Hawks may have been paranoid, or he may just have been sensitive to Hollywood language, or he may just have wanted to escape from Howard Hughes. “Look, Howard,” he said. “I’ve been offered a new picture with Gary Cooper called Sergeant York, and I can’t take it until I get Kid out of the way. I have an idea. You apparently don’t like what I’m doing out here, so why don’t you take over on this picture? Then you can do what you want, and I can do what I want.” It was Marshall Neilan and Hell’s Angels all over again. Howard Hughes was being challenged once again to take the controls. How could he refuse?
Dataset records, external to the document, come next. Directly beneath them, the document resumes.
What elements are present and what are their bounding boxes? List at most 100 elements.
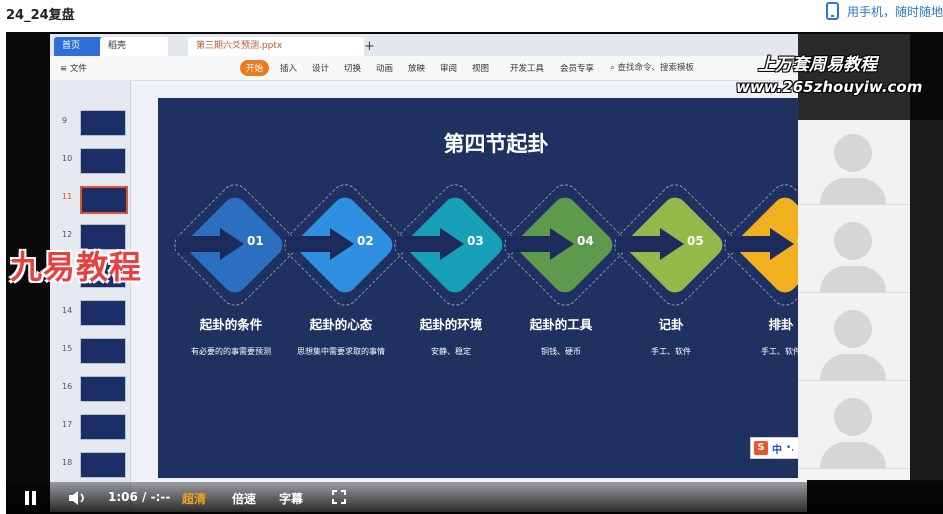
step-3: 03 起卦的环境安静、稳定: [388, 178, 522, 356]
thumb-num: 12: [62, 230, 73, 239]
ime-language[interactable]: 中: [772, 441, 782, 456]
step-label: 起卦的条件: [199, 317, 263, 332]
slide-thumbnail[interactable]: [80, 148, 126, 174]
phone-hint[interactable]: 用手机，随时随地: [826, 2, 943, 20]
page-title: 24_24复盘: [6, 8, 75, 23]
step-label: 记卦: [658, 317, 684, 332]
command-search-text: 查找命令、搜索模板: [617, 63, 694, 73]
thumb-num: 17: [62, 420, 73, 429]
step-description: 手工、软件: [651, 347, 691, 356]
sogou-logo-icon: S: [754, 441, 768, 455]
avatar-body: [820, 354, 886, 380]
ribbon-tab-member[interactable]: 会员专享: [560, 62, 594, 74]
tab-docer[interactable]: 稻壳: [100, 37, 168, 56]
speed-button[interactable]: 倍速: [232, 490, 256, 507]
arrow-icon: [726, 228, 794, 260]
avatar-icon: [834, 222, 872, 260]
slide-thumbnail[interactable]: [80, 414, 126, 440]
step-number: 02: [357, 234, 374, 248]
avatar-body: [820, 266, 886, 292]
step-number: 03: [467, 234, 484, 248]
quality-button[interactable]: 超清: [182, 490, 206, 507]
step-label: 起卦的工具: [529, 317, 593, 332]
thumb-num: 9: [62, 116, 68, 125]
tab-home[interactable]: 首页: [54, 37, 106, 56]
ribbon-tab-slideshow[interactable]: 放映: [408, 62, 425, 74]
video-player[interactable]: 首页 稻壳 第三期六爻预测.pptx + ≡ 文件 开始 插入 设计 切换 动画…: [6, 32, 943, 514]
arrow-icon: [616, 228, 684, 260]
tab-bar: 首页 稻壳 第三期六爻预测.pptx +: [50, 34, 807, 56]
avatar-body: [820, 178, 886, 204]
ribbon-tab-start[interactable]: 开始: [240, 60, 270, 76]
step-label: 起卦的心态: [309, 317, 373, 332]
player-controls: 1:06 / -:-- 超清 倍速 字幕: [6, 482, 943, 514]
step-5: 05 记卦手工、软件: [608, 178, 742, 356]
ribbon: ≡ 文件 开始 插入 设计 切换 动画 放映 审阅 视图 开发工具 会员专享 ⌕…: [50, 56, 807, 81]
step-2: 02 起卦的心态思想集中需要求取的事情: [278, 178, 412, 356]
participant-tile[interactable]: [798, 120, 910, 205]
participant-list: [798, 120, 910, 480]
ribbon-tab-transition[interactable]: 切换: [344, 62, 361, 74]
new-tab-button[interactable]: +: [356, 37, 383, 56]
thumb-num: 15: [62, 344, 73, 353]
avatar-body: [820, 442, 886, 468]
participant-tile[interactable]: [798, 296, 910, 381]
punctuation-icon[interactable]: •,: [786, 443, 794, 453]
step-description: 思想集中需要求取的事情: [297, 347, 385, 356]
volume-icon[interactable]: [68, 490, 90, 506]
avatar-icon: [834, 398, 872, 436]
step-description: 有必要的的事需要预测: [191, 347, 271, 356]
time-display: 1:06 / -:--: [108, 490, 171, 504]
thumb-num: 18: [62, 458, 73, 467]
phone-icon: [826, 2, 839, 20]
avatar-icon: [834, 310, 872, 348]
ribbon-tab-design[interactable]: 设计: [312, 62, 329, 74]
slide-title: 第四节起卦: [443, 132, 549, 156]
brand-overlay-url: www.265zhouyiw.com: [736, 78, 923, 96]
thumbnail-panel: 9 10 11 12 13 14 15 16 17 18: [50, 80, 131, 512]
arrow-icon: [176, 228, 244, 260]
ribbon-tab-developer[interactable]: 开发工具: [510, 62, 544, 74]
step-1: 01 起卦的条件有必要的的事需要预测: [168, 178, 302, 356]
slide-thumbnail[interactable]: [80, 376, 126, 402]
side-strip: [910, 120, 943, 480]
arrow-icon: [286, 228, 354, 260]
thumb-num: 10: [62, 154, 73, 163]
slide-thumbnail[interactable]: [80, 300, 126, 326]
tab-document[interactable]: 第三期六爻预测.pptx: [188, 37, 364, 56]
slide-thumbnail[interactable]: [80, 338, 126, 364]
slide-thumbnail[interactable]: [80, 110, 126, 136]
phone-hint-text: 用手机，随时随地: [847, 4, 943, 19]
avatar-icon: [834, 134, 872, 172]
slide-canvas: 第四节起卦 01 起卦的条件有必要的的事需要预测 02 起卦的心态思想集中需要求取的事…: [158, 98, 834, 478]
step-4: 04 起卦的工具铜钱、硬币: [498, 178, 632, 356]
wps-window: 首页 稻壳 第三期六爻预测.pptx + ≡ 文件 开始 插入 设计 切换 动画…: [50, 34, 847, 512]
arrow-icon: [506, 228, 574, 260]
step-description: 安静、稳定: [431, 347, 471, 356]
step-number: 01: [247, 234, 264, 248]
watermark: 九易教程: [10, 248, 143, 286]
pause-icon[interactable]: [24, 491, 38, 505]
webcam-feed: [798, 34, 910, 120]
ribbon-tab-insert[interactable]: 插入: [280, 62, 297, 74]
brand-overlay-title: 上万套周易教程: [758, 55, 877, 75]
step-label: 起卦的环境: [419, 317, 483, 332]
thumb-num: 11: [62, 192, 73, 201]
fullscreen-icon[interactable]: [332, 490, 346, 504]
arrow-icon: [396, 228, 464, 260]
thumb-num: 16: [62, 382, 73, 391]
step-number: 04: [577, 234, 594, 248]
ribbon-tab-view[interactable]: 视图: [472, 62, 489, 74]
ribbon-tab-animation[interactable]: 动画: [376, 62, 393, 74]
participant-tile[interactable]: [798, 384, 910, 469]
subtitles-button[interactable]: 字幕: [279, 490, 303, 507]
slide-thumbnail[interactable]: [80, 452, 126, 478]
step-description: 铜钱、硬币: [541, 347, 581, 356]
slide-thumbnail-selected[interactable]: [80, 186, 128, 214]
file-menu[interactable]: ≡ 文件: [60, 62, 87, 74]
step-number: 05: [687, 234, 704, 248]
participant-tile[interactable]: [798, 208, 910, 293]
command-search[interactable]: ⌕ 查找命令、搜索模板: [610, 61, 694, 73]
thumb-num: 14: [62, 306, 73, 315]
ribbon-tab-review[interactable]: 审阅: [440, 62, 457, 74]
Hughes’s first act was not to fly to the scene but rather to demand that the entire cast and crew, some 250 people, abandon all work at the site nearly 100 miles beyond Flagstaff, Arizona, and return to Los Angeles for consultations. When filming resumed under Hughes’s direction, it resumed at Hughes’s own bizarre pace. Often he appeared only late at night and then insisted on filming all night long. Sometimes he demanded th
irty retakes of a simple scene, sometimes none at all. While Hughes dawdled, M-G-M stole his title and hastily produced its own Billy the Kid, starring Robert Taylor. Hughes called up Louis B. Mayer to protest. Mayer was not stricken by remorse. Hughes had to change to a new title: The Outlaw.
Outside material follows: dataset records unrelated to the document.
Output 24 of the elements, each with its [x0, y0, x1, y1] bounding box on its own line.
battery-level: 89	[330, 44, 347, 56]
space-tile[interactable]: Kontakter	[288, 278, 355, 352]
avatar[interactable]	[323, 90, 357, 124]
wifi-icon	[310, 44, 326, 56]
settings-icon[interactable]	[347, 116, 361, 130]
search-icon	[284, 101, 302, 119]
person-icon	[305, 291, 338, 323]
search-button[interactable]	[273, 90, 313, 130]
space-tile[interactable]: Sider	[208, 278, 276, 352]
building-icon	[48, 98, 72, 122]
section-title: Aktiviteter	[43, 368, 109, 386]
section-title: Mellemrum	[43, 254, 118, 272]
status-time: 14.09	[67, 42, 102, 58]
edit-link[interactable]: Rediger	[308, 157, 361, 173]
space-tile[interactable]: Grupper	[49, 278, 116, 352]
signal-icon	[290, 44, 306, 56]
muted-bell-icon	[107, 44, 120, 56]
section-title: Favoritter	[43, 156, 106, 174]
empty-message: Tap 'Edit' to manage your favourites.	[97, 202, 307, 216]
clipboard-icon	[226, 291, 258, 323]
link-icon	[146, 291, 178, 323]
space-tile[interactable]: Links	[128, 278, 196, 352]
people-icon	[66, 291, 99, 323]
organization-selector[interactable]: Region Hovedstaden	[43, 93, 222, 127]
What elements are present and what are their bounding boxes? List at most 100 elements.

If Hughes could not coerce Mayer, he could at least torment his own employees, and so, during one of those all-night filming sessions, there occurred the famous scene of the Jane Russell brassiere. The heroine was supposed to be undergoing torture by Indians, supposed to be tied by the wrists between two trees, supposed to be writhing in pain. Hughes, playing director, insisted on having the scene shot over and over. It eventually became clear that he was having trouble in satisfying his own fantasy of what a girl strung up between two trees should look like. “This is really just a very simple engineering problem,” he said as he called for a drawing board, paper, and pencil. The legend is that Hughes regarded the Russell bosom as a challenge to his skill in aeronautical design, that he quickly sketched a plan for a new brassiere, and that a wardrobe mistress immediately stitched together something that would fulfill Hughes’s fantasies. The legend defies plausibility, if only because of Hughes’s continuing inability to design airplanes that functioned properly. The only plausible element, indeed, was Hughes’s morbid insistence that his employees spend their evening hours watching him direct other employees in taking pictures of a girl strung up between two trees. As for what actually happened, Miss Russell herself is the best witness: “When I went into the dressing room and tried it [the new bra] on, I found it uncomfortable and ridiculous. Obviously he wanted today’s seamless bra, which didn’t exist then. . . . So I put on my own bra, covered the seams with tissue, pulled the straps over to the side, put on my blouse and started out. . . . Everybody behind the camera stared, and Howard finally nodded okay, and filming proceeded.”